Musa Abu Hashhash could not hold back his tears. We have worked with this devoted field worker from B'Tselem, the Israeli Information Center for Human Rights in the Occupied Territories, for years. Never before had we seen him cry. But this week he broke down and wept after a visit to the widow of Fayez Faraj, his aged, broken-hearted mother, and his 10 distraught orphans, aged 2 to 18.
Fayez Faraj was the last person who might have been expected to attack Israel Defense Forces soldiers. He had a permit to enter and sleep over in Israel, which few Palestinians are given - and then only after a thorough security check. He had worked for 15 years for Kriza, a footwear company in Tel Aviv, crafting soles for the women's shoes. Aged 41, he spoke Hebrew fluently, hung out in Tel Aviv, had Israeli friends, was well-off economically and lived in a relatively spacious stone home.
No one in Hebron believes that Faraj attacked the soldiers. One of his Tel Aviv employers, who asked to remain anonymous, also refuses to believe it. A., the Israeli, spoke to Faraj by phone three hours before he was killed, an ordinary business conversation.

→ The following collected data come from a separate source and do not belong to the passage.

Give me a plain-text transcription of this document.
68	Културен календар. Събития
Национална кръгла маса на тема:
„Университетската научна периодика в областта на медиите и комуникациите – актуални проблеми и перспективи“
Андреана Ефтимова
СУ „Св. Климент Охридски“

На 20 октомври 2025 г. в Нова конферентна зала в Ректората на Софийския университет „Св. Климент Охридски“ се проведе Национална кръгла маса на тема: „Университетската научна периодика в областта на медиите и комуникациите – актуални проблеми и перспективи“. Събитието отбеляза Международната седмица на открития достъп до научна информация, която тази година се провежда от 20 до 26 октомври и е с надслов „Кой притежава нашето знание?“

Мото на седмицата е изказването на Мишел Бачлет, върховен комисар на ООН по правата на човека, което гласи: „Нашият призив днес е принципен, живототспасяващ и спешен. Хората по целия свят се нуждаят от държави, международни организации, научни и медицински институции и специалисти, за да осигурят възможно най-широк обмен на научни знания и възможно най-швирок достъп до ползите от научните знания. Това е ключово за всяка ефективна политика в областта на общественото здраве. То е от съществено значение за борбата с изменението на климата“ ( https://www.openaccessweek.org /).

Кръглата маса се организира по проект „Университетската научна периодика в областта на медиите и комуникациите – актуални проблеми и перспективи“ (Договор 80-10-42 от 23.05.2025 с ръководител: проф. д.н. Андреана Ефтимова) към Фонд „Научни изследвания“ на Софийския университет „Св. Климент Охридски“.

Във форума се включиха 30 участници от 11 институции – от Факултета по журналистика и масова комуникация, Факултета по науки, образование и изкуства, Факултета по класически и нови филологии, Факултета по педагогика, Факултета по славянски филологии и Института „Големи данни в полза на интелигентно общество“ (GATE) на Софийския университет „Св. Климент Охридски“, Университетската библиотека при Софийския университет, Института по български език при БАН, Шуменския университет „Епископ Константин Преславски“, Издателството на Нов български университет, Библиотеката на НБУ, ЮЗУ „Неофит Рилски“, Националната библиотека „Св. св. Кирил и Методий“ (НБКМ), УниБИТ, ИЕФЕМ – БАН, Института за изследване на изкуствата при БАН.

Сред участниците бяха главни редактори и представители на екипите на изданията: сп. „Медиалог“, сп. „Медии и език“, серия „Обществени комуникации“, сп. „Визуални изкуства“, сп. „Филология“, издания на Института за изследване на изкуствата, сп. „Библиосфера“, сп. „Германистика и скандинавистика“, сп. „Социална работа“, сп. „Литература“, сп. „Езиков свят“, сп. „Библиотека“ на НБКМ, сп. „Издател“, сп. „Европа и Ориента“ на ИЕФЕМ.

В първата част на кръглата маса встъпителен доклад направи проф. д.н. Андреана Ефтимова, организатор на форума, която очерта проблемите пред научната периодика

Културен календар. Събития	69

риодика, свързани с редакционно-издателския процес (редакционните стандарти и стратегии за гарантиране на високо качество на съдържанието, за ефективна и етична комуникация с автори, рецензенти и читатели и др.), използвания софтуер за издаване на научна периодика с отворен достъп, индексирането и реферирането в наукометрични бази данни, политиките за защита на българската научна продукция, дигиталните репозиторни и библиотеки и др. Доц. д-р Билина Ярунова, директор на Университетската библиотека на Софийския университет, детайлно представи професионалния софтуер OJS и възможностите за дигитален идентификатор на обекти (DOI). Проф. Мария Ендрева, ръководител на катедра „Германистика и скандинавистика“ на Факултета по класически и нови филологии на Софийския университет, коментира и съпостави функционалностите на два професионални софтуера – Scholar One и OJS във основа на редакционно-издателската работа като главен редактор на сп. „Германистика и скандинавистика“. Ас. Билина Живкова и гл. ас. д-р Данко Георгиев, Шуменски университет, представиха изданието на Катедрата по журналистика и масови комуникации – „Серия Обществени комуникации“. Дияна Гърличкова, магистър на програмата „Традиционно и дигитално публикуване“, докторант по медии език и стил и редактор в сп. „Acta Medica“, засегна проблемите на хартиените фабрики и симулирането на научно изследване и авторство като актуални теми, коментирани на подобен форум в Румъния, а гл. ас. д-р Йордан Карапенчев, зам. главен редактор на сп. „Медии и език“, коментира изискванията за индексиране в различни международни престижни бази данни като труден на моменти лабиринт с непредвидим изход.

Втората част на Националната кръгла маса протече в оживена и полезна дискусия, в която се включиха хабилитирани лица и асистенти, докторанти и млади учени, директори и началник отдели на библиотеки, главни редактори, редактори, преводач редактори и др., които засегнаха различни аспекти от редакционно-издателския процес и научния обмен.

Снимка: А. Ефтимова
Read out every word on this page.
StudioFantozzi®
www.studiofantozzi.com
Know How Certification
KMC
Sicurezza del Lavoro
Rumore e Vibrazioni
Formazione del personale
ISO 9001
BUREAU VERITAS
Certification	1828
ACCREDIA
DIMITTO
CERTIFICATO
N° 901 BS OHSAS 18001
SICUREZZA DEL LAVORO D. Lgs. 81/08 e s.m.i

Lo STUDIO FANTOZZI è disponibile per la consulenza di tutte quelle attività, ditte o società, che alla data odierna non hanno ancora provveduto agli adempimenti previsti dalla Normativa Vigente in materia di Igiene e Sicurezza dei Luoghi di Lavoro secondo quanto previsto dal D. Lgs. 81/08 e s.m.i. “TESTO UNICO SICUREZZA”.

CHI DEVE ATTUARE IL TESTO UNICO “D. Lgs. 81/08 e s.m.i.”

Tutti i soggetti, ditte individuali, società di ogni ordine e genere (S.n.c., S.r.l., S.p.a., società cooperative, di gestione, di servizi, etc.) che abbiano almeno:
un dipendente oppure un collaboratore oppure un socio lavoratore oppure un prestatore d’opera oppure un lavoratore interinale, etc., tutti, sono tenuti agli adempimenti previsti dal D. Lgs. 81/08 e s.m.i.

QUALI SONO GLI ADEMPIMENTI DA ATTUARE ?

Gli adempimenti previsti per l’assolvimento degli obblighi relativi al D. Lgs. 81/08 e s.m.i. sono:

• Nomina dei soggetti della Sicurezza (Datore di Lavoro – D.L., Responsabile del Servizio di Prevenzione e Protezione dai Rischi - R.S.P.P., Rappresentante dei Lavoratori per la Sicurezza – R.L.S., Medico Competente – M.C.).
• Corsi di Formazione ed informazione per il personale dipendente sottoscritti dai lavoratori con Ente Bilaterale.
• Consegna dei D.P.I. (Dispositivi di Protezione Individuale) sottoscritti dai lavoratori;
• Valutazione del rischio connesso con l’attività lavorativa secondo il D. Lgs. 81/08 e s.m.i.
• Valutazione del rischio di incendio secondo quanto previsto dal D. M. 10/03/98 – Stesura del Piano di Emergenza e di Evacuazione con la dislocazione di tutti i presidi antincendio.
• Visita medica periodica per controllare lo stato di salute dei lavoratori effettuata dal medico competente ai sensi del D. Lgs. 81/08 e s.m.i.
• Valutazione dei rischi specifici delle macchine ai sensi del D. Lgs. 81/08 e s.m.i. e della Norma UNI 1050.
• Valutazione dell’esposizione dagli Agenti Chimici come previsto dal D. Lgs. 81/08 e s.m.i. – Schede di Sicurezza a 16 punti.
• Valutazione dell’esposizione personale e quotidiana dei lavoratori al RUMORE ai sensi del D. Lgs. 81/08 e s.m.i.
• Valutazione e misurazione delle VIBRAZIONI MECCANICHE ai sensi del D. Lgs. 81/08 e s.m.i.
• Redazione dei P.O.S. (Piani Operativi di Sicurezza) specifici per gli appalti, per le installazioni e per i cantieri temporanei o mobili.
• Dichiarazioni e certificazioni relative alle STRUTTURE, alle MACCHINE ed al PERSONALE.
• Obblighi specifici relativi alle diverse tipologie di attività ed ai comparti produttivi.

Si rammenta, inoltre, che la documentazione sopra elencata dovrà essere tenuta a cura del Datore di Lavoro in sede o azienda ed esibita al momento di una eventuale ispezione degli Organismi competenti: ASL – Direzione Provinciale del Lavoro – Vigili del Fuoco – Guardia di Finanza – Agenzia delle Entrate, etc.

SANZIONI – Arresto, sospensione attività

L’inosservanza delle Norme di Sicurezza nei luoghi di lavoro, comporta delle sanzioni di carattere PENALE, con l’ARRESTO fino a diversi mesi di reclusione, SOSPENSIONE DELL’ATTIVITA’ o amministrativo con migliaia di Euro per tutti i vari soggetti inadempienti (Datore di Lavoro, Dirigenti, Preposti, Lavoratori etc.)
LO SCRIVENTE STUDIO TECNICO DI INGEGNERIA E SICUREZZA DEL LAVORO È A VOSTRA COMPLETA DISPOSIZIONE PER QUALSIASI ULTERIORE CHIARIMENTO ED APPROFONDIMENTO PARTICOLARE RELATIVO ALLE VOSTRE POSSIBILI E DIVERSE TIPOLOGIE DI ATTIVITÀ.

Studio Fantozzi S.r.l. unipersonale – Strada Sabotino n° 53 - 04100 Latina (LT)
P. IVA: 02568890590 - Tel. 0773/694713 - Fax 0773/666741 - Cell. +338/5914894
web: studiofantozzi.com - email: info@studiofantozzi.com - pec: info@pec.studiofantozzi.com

"I don't believe he went to stab a soldier," A. told Haaretz this week. "I have worked with him for 15 years. I know he was a good guy. Someone who loved life. He wasn't embittered. I can't understand how he got into a situation where soldiers killed him. It's a kind of fate, a screwed-up fate. It's true that he was slightly depressed lately, because he was in a financial crisis, but the whole story is puzzling, very puzzling."